DroneUp CEO Tom Walker says the pandemic was one factor in DroneUp’s recent growth. During lockdown, when people couldn’t congregate or travel, drones offered a remote solution for ongoing needs.

“When COVID-19 first hit, it was a very, very unfortunate thing for society and for the nation, but it was a very positive thing for our industry,” he says. “We still needed to do roof inspections and cell tower inspections and infrastructure inspections. … We were able to deploy drones to do those inspections that traditionally they’d not used them for.”

DroneUp’s recently inked deal with Walmart is another contributing factor to the company’s growth, Walker says. A contract to build out Walmart’s drone delivery network was announced in December 2021 and package delivery was offered at three Walmart locations in the retailer’s home state of Arkansas. In May 2022, DroneUp and Walmart announced plans to expand drone delivery services to reach 4 million homes across six states with drone hubs operating from 34 U.S. Walmart sites. Three hubs are located at Virginia Beach Walmart locations, with a 1-mile delivery range for up to 10-pound packages. Walmart has a minority stake in DroneUp, as well as two seats on DroneUp’s board.

The DroneUp Flight Academy at Richard Bland College is already preparing the next generations of the company’s flight engineers.
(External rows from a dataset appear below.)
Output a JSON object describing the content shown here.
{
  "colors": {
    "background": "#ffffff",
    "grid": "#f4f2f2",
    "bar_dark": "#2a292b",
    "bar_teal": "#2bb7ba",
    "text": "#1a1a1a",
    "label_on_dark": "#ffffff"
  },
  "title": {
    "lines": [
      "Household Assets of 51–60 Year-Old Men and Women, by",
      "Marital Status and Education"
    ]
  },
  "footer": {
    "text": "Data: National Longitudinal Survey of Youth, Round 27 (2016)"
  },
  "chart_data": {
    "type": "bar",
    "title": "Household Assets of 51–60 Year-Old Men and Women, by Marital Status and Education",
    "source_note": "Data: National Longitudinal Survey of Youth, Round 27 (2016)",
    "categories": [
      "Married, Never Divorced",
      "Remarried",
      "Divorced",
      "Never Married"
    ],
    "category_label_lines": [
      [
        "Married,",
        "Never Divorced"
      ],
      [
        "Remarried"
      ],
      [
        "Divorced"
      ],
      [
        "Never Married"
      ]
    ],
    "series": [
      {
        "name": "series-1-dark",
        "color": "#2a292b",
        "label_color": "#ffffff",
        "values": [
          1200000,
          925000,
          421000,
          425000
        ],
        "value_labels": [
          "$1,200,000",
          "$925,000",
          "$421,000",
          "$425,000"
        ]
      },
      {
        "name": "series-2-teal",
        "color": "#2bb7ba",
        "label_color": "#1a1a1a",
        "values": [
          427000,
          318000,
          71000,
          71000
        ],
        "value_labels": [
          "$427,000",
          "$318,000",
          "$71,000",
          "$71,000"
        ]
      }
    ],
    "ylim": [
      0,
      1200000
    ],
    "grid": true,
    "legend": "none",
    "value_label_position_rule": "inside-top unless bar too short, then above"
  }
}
As of December 2022, Richard Bland had trained 170 full-time DroneUp employees.

Richard Bland President Debbie Sydow says she’s excited the college is part of DroneUp’s workforce development pipeline. Trainees are not only prepped to make deliveries for DroneUp but they also earn 12 college credits in courses such as  Small Uncrewed Aerial Systems I and II, Components & Maintenance, and Remote Pilot Ground School.

“These students are getting prepared to do a specific job, but they’re also accruing college credit and hopefully continuing to build their list of credentials that allow them to continue to grow in this field,” Sydow says.

The college’s rural location offers plenty of open sky for drone training, Walker says, as well as available classroom space and student housing. “It had all of the facilities we needed.”

A delivery hub has been set up at the school and 1,000 workers are expected to graduate by the end of this year.

Sydow says having DroneUp on campus aligns with similar partnerships the school already has with advanced manufacturers. Walker says it has also created an opportunity to expose currently enrolled students to a new industry. Discussions are underway on how to expand DroneUp’s training program to existing college students.

“We’re looking at all those ways that we can really turn this into a major resource [for Virginia] that will go well beyond the kinds of uses that are part of what DroneUp is doing now,” Sydow says. “And DroneUp is fully supportive of that.”